Le kintsugi, « jointure en or », est une méthode japonaise de réparation de porcelaines ou de céramiques brisées au moyen de laque saupoudrée de poudre d'or (source Wikipédia).

Je me suis inspirée de cet art ancestral pour évoquer le Canal du Midi et plus particulièrement ses platanes. En effet, le kintsugi s'applique aux objets, mais il peut être une métaphore de toute survivance à une blessure, une agression. La voûte arborée du canal du Midi est affectée par la maladie du chancre coloré, des centaines d'arbres sont coupés. J'ai représenté ces « blessures » dans ma peinture par l'absence de motif dans certaines zones. Laissés blancs, ces « morceaux de paysage » restent à inventer...
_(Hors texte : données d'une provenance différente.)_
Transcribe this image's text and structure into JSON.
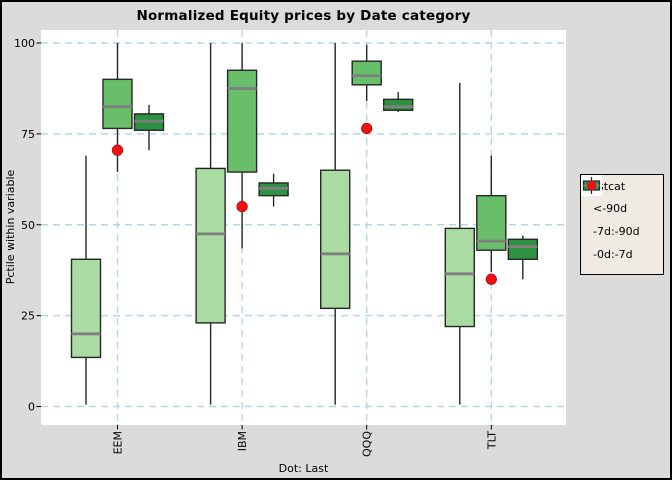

 Il y a aussi derrière le kintsugi un message d’espoir : les brisures, loin de défigurer l'objet, vont magnifier ce dernier. Une fois recollées, elles seront enduites d'or et apporteront une autre dimension esthétique à l'objet, qui deviendra unique, et n'en aura que plus de valeur.

C'est ce message que je souhaite transmettre au travers de cette série. Les « manques » dans les motifs des platanes sont en partie complétés, recréés à la feuille d'or 22 carats. L'application de cette dernière est très délicate, presque méditative. Les copeaux d'or sont d'une légèreté infinie comme des feuilles dans le vent. De cette manière, les brisures dans le paysage, loin d'être cachées, sont mises en valeur par l'or. L'imperfection des motifs crée l'équilibre dans la peinture, comme l'alternance des vides et des pleins, du lisse et du rugueux, du mat et du brillant... Chaque pièce de cette série est unique.
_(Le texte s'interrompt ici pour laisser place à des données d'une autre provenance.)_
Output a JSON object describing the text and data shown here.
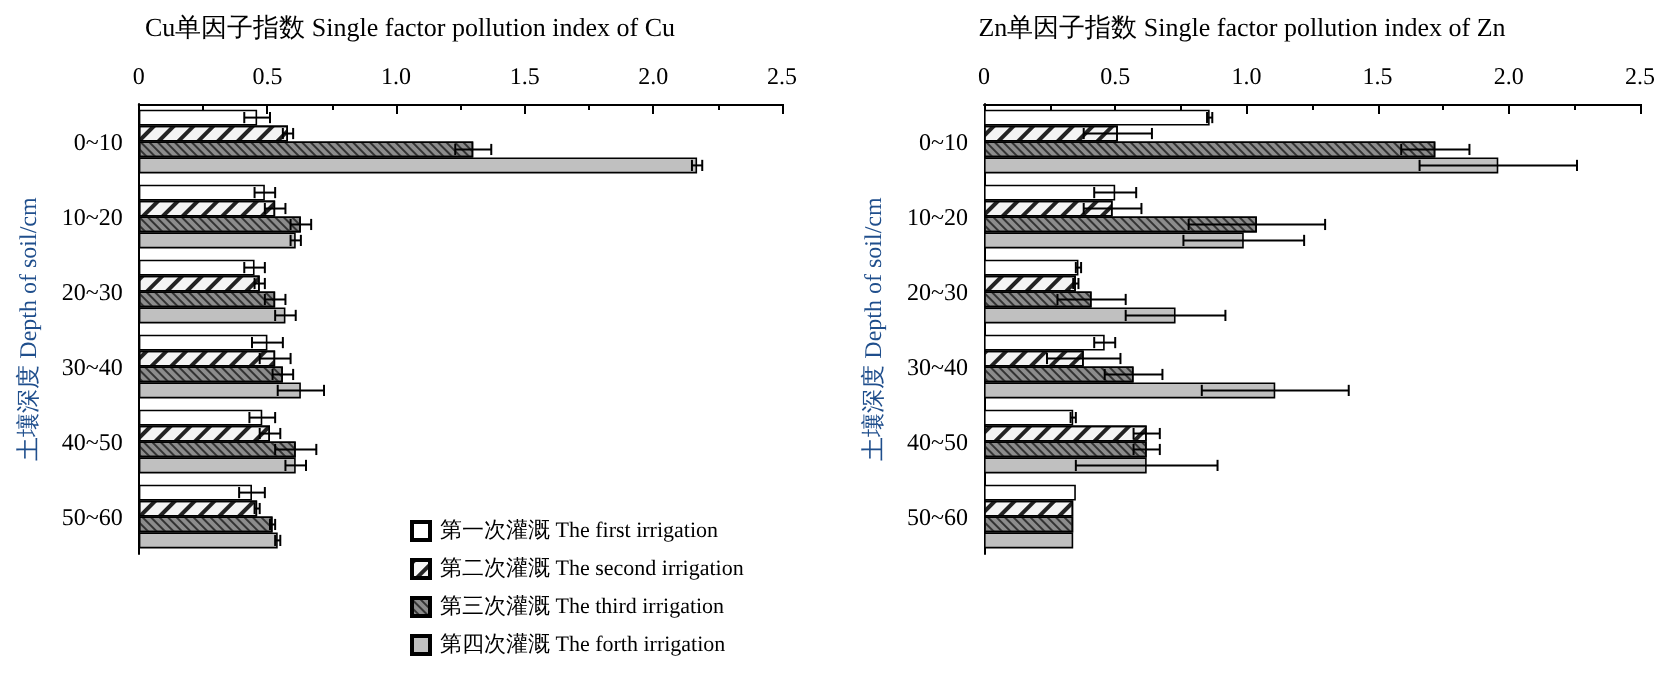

La matière est parfois apportée par les pigments à base de pierres véritables comme l'améthyste, la sodalite ou encore la zoisite et le pigment noir naturel. Le végétal, le minéral, l'eau et le métal fusionnent pour rétablir un équilibre onirique.

Comme dans le kintsugi, le Canal du Midi sera différent après le chancre coloré, mais il n'en sera pas moins beau et précieux, c'est cette résilience que j'ai voulu évoquer.